Arecent report from the Council on American-Islamic Relations (CAIR), "Islamophobia in the Mainstream," is a case study in projection—the psychological process of attributing one's own defects to others. In this case, the defect is hate, and the target is an all-too familiar one: the Jewish people and their allies.
It is not difficult here to discern the hater from the hated: Just days after CAIR issued its report, Malik Faisal Akram pursued CAIR's antisemitic agenda by entering a Texas synagogue with a gun. In a speech delivered to a Muslim audience in November, the executive director of CAIR's San Francisco office, Zahra Billoo, identified "Zionist synagogues" like Congregation Beth Israel and all "polite Zionists"—essentially all Jews—as "your enemies," both Islamophobic and opposed to "human rights." Billoo further advised those listening and watching to "fight back."
Rather than disavow her hateful and antisemitic remarks, CAIR claimed that Billoo was "misquoted" and the victim of an "online smear campaign." Sadly for CAIR, the video is available for all to see.
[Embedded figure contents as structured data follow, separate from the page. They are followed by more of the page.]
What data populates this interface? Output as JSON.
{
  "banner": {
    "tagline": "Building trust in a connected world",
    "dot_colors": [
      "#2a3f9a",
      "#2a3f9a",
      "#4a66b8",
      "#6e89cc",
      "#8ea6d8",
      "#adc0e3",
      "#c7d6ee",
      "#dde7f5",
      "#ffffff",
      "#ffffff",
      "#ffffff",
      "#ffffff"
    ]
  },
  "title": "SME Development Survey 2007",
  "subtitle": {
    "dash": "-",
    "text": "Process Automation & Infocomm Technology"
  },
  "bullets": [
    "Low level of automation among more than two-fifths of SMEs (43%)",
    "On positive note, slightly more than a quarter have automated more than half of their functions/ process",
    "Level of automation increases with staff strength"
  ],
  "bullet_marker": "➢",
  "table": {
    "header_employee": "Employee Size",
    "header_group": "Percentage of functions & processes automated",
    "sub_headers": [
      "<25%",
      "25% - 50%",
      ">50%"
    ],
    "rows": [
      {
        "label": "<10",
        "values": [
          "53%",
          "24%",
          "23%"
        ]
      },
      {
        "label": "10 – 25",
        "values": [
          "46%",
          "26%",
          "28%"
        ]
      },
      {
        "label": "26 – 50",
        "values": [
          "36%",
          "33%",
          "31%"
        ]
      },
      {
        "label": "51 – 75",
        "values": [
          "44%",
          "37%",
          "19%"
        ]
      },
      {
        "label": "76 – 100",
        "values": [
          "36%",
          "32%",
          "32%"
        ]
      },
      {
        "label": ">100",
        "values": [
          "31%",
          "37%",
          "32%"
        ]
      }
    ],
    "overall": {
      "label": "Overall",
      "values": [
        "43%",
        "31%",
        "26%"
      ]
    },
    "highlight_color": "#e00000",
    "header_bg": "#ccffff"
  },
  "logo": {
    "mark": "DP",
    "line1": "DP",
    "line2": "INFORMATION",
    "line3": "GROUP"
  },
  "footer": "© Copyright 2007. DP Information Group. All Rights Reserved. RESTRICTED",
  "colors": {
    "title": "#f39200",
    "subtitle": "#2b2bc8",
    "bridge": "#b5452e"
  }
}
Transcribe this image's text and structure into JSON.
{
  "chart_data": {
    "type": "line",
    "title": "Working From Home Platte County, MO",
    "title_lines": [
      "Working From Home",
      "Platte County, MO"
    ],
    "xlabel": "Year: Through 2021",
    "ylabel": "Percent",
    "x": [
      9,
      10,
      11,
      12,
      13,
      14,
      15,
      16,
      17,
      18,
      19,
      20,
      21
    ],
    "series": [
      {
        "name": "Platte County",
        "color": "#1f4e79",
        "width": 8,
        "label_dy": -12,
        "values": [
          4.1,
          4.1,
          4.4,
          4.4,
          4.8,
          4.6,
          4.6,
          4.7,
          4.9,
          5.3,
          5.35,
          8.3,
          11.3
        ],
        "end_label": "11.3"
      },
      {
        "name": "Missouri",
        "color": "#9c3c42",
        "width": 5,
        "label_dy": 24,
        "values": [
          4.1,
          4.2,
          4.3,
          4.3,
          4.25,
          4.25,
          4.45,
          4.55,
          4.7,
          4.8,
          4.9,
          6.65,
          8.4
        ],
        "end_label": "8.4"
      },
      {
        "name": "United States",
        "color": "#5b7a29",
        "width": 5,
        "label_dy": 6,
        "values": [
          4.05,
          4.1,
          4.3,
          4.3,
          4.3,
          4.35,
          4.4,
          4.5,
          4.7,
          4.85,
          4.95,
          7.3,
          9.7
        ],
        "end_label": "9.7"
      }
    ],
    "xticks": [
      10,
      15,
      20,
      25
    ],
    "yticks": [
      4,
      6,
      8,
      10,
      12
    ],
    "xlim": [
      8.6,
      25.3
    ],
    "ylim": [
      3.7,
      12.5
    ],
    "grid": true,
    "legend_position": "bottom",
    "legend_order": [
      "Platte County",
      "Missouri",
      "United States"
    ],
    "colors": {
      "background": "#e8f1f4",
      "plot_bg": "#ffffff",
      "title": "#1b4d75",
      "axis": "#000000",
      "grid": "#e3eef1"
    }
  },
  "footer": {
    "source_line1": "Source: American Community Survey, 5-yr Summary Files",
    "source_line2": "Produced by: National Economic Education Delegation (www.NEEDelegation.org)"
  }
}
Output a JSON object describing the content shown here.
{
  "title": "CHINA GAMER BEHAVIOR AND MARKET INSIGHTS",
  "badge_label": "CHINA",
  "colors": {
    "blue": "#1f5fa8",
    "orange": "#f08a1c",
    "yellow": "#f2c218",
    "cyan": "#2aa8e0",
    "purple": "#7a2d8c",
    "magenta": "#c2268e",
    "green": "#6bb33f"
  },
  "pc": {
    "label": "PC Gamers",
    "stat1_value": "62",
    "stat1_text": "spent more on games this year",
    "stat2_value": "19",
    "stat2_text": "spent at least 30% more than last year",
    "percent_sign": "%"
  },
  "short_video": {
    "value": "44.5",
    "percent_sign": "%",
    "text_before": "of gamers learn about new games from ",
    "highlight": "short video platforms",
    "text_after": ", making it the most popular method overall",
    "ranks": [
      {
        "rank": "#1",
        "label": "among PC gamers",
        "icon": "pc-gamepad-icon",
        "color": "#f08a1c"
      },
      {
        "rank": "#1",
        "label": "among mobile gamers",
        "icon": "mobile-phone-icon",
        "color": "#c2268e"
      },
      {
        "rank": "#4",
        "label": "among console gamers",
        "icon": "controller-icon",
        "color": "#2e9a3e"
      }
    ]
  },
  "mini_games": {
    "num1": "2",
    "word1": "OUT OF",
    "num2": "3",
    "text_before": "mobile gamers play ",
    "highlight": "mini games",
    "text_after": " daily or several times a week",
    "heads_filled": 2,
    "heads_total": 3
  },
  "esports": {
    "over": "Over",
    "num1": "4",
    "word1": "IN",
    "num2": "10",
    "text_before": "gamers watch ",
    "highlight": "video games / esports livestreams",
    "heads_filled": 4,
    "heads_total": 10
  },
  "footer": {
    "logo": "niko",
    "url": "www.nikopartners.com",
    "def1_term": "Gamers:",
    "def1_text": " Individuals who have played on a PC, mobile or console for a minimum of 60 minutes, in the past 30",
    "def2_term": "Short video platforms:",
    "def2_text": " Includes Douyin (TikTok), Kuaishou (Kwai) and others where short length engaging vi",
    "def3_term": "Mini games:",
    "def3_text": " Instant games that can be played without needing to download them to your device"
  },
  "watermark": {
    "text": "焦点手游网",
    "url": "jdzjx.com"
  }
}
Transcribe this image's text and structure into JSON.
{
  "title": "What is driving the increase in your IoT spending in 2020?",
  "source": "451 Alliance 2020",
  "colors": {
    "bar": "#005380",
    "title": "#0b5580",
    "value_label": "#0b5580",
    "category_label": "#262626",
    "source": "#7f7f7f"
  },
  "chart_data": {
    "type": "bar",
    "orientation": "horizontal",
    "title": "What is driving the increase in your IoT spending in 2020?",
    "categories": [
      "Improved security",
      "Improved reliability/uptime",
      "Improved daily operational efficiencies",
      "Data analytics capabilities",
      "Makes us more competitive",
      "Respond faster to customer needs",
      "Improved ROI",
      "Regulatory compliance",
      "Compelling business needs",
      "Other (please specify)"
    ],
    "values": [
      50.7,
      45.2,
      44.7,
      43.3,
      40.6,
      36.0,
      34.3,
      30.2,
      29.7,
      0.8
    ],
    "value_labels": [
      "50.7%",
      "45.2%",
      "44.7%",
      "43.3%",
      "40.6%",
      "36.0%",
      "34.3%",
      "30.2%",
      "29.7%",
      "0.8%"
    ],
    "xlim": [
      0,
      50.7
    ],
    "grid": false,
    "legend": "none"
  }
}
In just the past two months, CAIR also organized a series of rallies in Texas for the release of Aafia Siddiqui, just as Akram demanded. The connection between CAIR's statements and Malik Akram's beliefs is undeniable—and this is true regardless of whether Akram watched Billoo's speech or was aware of the rallies. This is because CAIR is part of a global network that promotes a hateful agenda that has targeted both Jews and democratic institutions for decades.
CAIR's report is an exercise in disinformation, dishing out terms like "hate group," "misinformation" and "propaganda" without, in most cases, even a single purported example of "Islamophobia." It is just a projection of CAIR's own bigotry, which frequently takes aim at a list of prominent pro-Israel advocates, the Israel Defense Forces and the international Jewish community at-large.
Undoubtedly, before long, the Coalition for Jewish Values, where I serve as managing director, will be part of the assembly that CAIR attacks. When informed by a reporter that our organization had called the report "both pro-terror and antisemitic," CAIR responded by branding us an "extremist voice." And in calling our assessment of the antisemitic nature of the Texas attack "bizarre and unfounded," CAIR professes to know more about Jew-hatred than do 2,000 observant rabbis. Good luck with that.
In its report, CAIR accused the Committee for Accuracy in Middle East Reporting and Analysis (CAMERA) of "Islamophobia" because CAMERA once published a report on The Islamic Society of North America that "accuses multiple American-Muslim organizations and individuals to be front groups for terrorism."
The problem for CAIR is that CAMERA's assertions are true.
CAIR was incorporated by Omar Ahmad, Rafiq Jaber and Nihad Awad in 1994. To become its founding director, Awad left his position as public relations director for the Islamic Association for Palestine (IAP), which has been described by the FBI counterterrorism chief as "a front organization for Hamas that engages in propaganda for Islamic militants," and by the U.S. government itself as a founding member of the Muslim Brotherhood's "Palestine Committee." Ahmad was the IAP president at that time, while Jaber became IAP president in 1996.
Within a month after its formation, CAIR, which was soon listed as a "working organization" by the Palestine Committee, received a $5,000 check—followed weeks later by a $5,000 wire transfer—from the Holy Land Foundation (HLF).
The HLF was convicted in 2008 of providing over $12 million to Hamas, a U.S. State Department-designated foreign terrorist organization. The FBI called this "the largest victory against terrorist financing in the U.S. since the 9/11 attacks." HLF's founders received life sentences, and CAIR was listed by the FBI as an unindicted co-conspirator, serving as the public relations arm of a web of terrorist-affiliated groups.
When CAIR was first accused in U.S. Senate testimony of receiving seed money from the HLF, Ahmad denied it, while Awad called it an "outright lie." Presented with a copy of the check, Awad revised his testimony, describing a $5,000 check less than three weeks after incorporation as "a donation like any other."
With its recent report accusing mainstream Jewish organizations as well as allies of the Jewish people of "Islamophobia," CAIR both inverts hater and hated and advances the extremist agenda of the Muslim Brotherhood: to make Jews less welcome, and to make terrorism against Jews more palatable. This is, in fact, what CAIR has done from effectively day one of its existence.
Now that CAIR has targeted Jews in such an open and egregious manner, it has lost any right to the benefit of the doubt—though, in fact, it never had any such right at the outset. CAIR has unmasked itself as the virulent hate group that it has always been. Americans must oppose CAIR and the antisemitism that it foments and disseminates.
Rabbi Yaakov Menken is managing director of the Coalition for Jewish Values.